The search for rational ways of making land-use decisions – traditionally afforded an important status in the planning process (Breheny and Hooper 1985; Thomas 1994) – has interacted with the rising profile of sustainability in interesting and significant ways. In a message that resonated with planning policy communities, both the Brundtland Report and Agenda 21 emphasised ‘assessing performance’ in relation to sustainable development (Hodge and Hardi 1997: 1). Governments and public agencies have shown keen interest in techniques for measuring sustainability, evaluating policies and monitoring progress; many academics have responded with enthusiasm. The result has been a plethora of methodologies, techniques and procedures, often conceived of as a ‘toolbox’ for implementing sustainable development. These include new approaches as well as developments of established ones – assessment techniques, indicators, audits of various kinds, ‘footprint’ studies, ecological accounts – all claiming to provide better information or structured evaluation to promote more sustainable policy choices. Not everyone is impressed. Some critics fear that the essentially political challenges of sustainability are disguised by such procedures as technical matters of better management and control. They argue that rather than perpetuating ‘the worthy but increasingly unrewarding search for “objective” methodologies’, we should be seeking ‘institutional reform aimed at enriching and refining open political debate about public values’ (Grove-White 1997: 30; see also Jacobs 1997a).

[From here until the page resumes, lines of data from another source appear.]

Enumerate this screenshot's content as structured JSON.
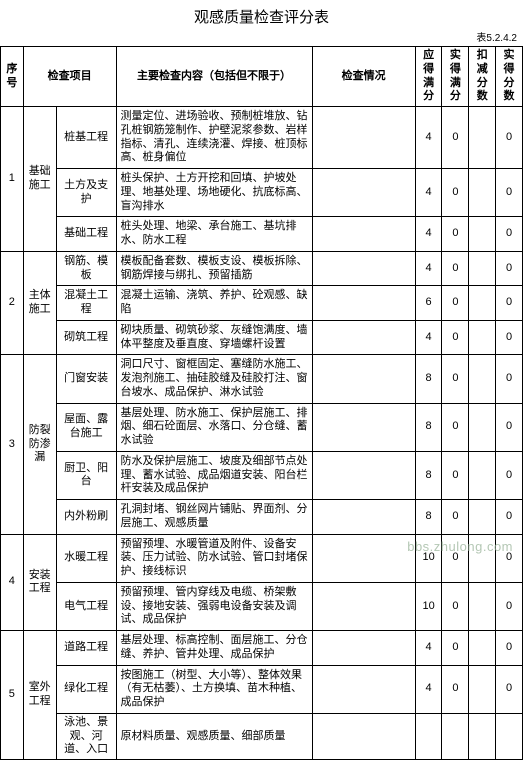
{
  "title": "观感质量检查评分表",
  "table_code": "表5.2.4.2",
  "watermark": "bbs.zhulong.com",
  "headers": {
    "seq": "序号",
    "project": "检查项目",
    "content": "主要检查内容（包括但不限于）",
    "status": "检查情况",
    "score_should": "应得满分",
    "score_actual": "实得满分",
    "score_deduct": "扣减分数",
    "score_final": "实得分数"
  },
  "values": {
    "v4": "4",
    "v6": "6",
    "v8": "8",
    "v10": "10",
    "v0": "0"
  },
  "groups": [
    {
      "seq": "1",
      "proj": "基础施工",
      "rows": [
        {
          "item": "桩基工程",
          "content": "测量定位、进场验收、预制桩堆放、钻孔桩钢筋笼制作、护壁泥浆参数、岩样指标、清孔、连续浇灌、焊接、桩顶标高、桩身偏位",
          "s1": "v4",
          "s2": "v0",
          "s4": "v0"
        },
        {
          "item": "土方及支护",
          "content": "桩头保护、土方开挖和回填、护坡处理、地基处理、场地硬化、抗底标高、盲沟排水",
          "s1": "v4",
          "s2": "v0",
          "s4": "v0"
        },
        {
          "item": "基础工程",
          "content": "桩头处理、地梁、承台施工、基坑排水、防水工程",
          "s1": "v4",
          "s2": "v0",
          "s4": "v0"
        }
      ]
    },
    {
      "seq": "2",
      "proj": "主体施工",
      "rows": [
        {
          "item": "钢筋、模板",
          "content": "模板配备套数、模板支设、模板拆除、钢筋焊接与绑扎、预留插筋",
          "s1": "v4",
          "s2": "v0",
          "s4": "v0"
        },
        {
          "item": "混凝土工程",
          "content": "混凝土运输、浇筑、养护、砼观感、缺陷",
          "s1": "v6",
          "s2": "v0",
          "s4": "v0"
        },
        {
          "item": "砌筑工程",
          "content": "砌块质量、砌筑砂浆、灰缝饱满度、墙体平整度及垂直度、穿墙螺杆设置",
          "s1": "v4",
          "s2": "v0",
          "s4": "v0"
        }
      ]
    },
    {
      "seq": "3",
      "proj": "防裂防渗漏",
      "rows": [
        {
          "item": "门窗安装",
          "content": "洞口尺寸、窗框固定、塞缝防水施工、发泡剂施工、抽硅胶缝及硅胶打注、窗台坡水、成品保护、淋水试验",
          "s1": "v8",
          "s2": "v0",
          "s4": "v0"
        },
        {
          "item": "屋面、露台施工",
          "content": "基层处理、防水施工、保护层施工、排烟、细石砼面层、水落口、分仓缝、蓄水试验",
          "s1": "v8",
          "s2": "v0",
          "s4": "v0"
        },
        {
          "item": "厨卫、阳台",
          "content": "防水及保护层施工、坡度及细部节点处理、蓄水试验、成品烟道安装、阳台栏杆安装及成品保护",
          "s1": "v8",
          "s2": "v0",
          "s4": "v0"
        },
        {
          "item": "内外粉刷",
          "content": "孔洞封堵、钢丝网片铺贴、界面剂、分层施工、观感质量",
          "s1": "v8",
          "s2": "v0",
          "s4": "v0"
        }
      ]
    },
    {
      "seq": "4",
      "proj": "安装工程",
      "rows": [
        {
          "item": "水暖工程",
          "content": "预留预埋、水暖管道及附件、设备安装、压力试验、防水试验、管口封堵保护、接线标识",
          "s1": "v10",
          "s2": "v0",
          "s4": "v0"
        },
        {
          "item": "电气工程",
          "content": "预留预埋、管内穿线及电缆、桥架敷设、接地安装、强弱电设备安装及调试、成品保护",
          "s1": "v10",
          "s2": "v0",
          "s4": "v0"
        }
      ]
    },
    {
      "seq": "5",
      "proj": "室外工程",
      "rows": [
        {
          "item": "道路工程",
          "content": "基层处理、标高控制、面层施工、分仓缝、养护、管井处理、成品保护",
          "s1": "v4",
          "s2": "v0",
          "s4": "v0"
        },
        {
          "item": "绿化工程",
          "content": "按图施工（树型、大小等）、整体效果（有无枯萎）、土方换填、苗木种植、成品保护",
          "s1": "v4",
          "s2": "v0",
          "s4": "v0"
        },
        {
          "item": "泳池、景观、河道、入口",
          "content": "原材料质量、观感质量、细部质量",
          "s1": "",
          "s2": "",
          "s4": ""
        }
      ]
    }
  ]
}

In practice, both technical rationality and ‘deliberative and inclusive processes’ have become growth industries, so that experimentation with a variety of novel participatory forums has proceeded in parallel with the development of an ‘audit culture’ (Grove-White 1997: 22). We

return later to the question of whether deliberation must necessarily be inclusive; for now, we note that such forums have often been brought together around statutory planning processes or non-statutory initiatives such as biodiversity action plans and Local Agenda 21.1 None of this may be sufficient, however. For many commentators, a further prerequisite of sustainable development is ‘integration’, involving changes to the ways in which policies are made and institutions operate. Integration is seen as a way of ensuring that environmental, social and economic objectives are all given due consideration, sometimes within a specific spatial framework. While this may require structural change, it is often assumed to be aided by formal assessment techniques or by deliberative participation.